Osteoporosis Medical Risk Factors - Biological and Medical Risk Factors
- Biological Sex - Women have a greater chance of developing osteoporosis.
- Race - Caucasians and Asians are at greater risk of having osteoporosis.
- Age - Since bone loss begins at around age 30, the risk of osteoporosis increases with age.
- Family History - If others in your family have experienced hip or spine fractures or become hunched over as they age, you are at greater risk of experiencing the same symptoms.
- Body Frame - A thin body frame with low body weight for height will increase the risk of osteoporosis.
- Post Menopause - Women who are past menopause have reduced estrogen, so their chances of losing bone mass increase.

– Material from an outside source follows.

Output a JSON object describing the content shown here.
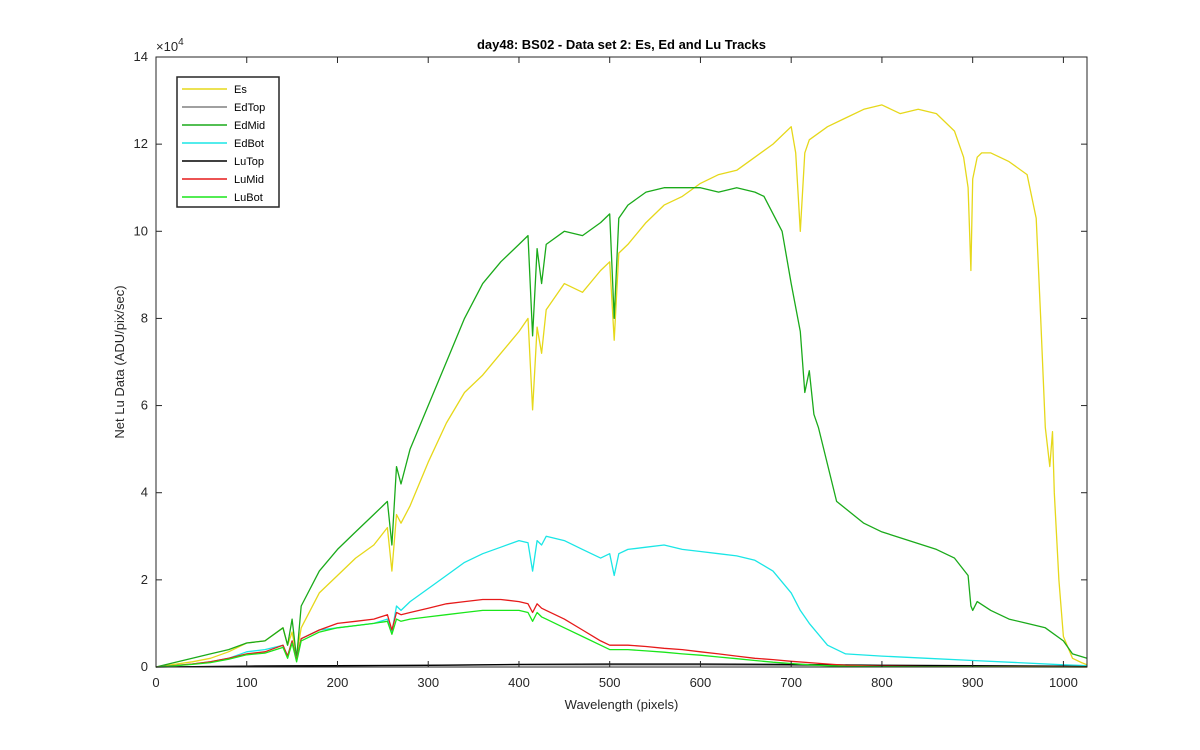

- Low Estrogen - There is more risk if women have had a low rate of estrogen over their lifetime. The deficiency can be the result of late onset of puberty/getting their period, early menopause (before 40), or an absence or suppression of menstruation.
- Medication Use - Certain medications increase the risk of osteoporosis because they contribute to loss of bone mass when used long term. These drugs include steroids, inhaled steroids, anti-epileptic drugs, immunosuppressants, anticoagulants, and thyroid hormone suppressive therapy.
- Nutritional Conditions - Conditions such as anorexia nervosa, chronic liver disease, malabsorption syndromes, or malnutrition can increase the risk of osteoporosis.
- Endocrine Disease or Metabolic Causes - These could include thalassemia, diabetes, or hemochromatosis.
- Other Medical Disorders - Conditions such as Down's syndrome, mastocytosis, myeloma and some cancers, renal tubular acidosis, rheumatologic disorders, and immobilization add to the risks.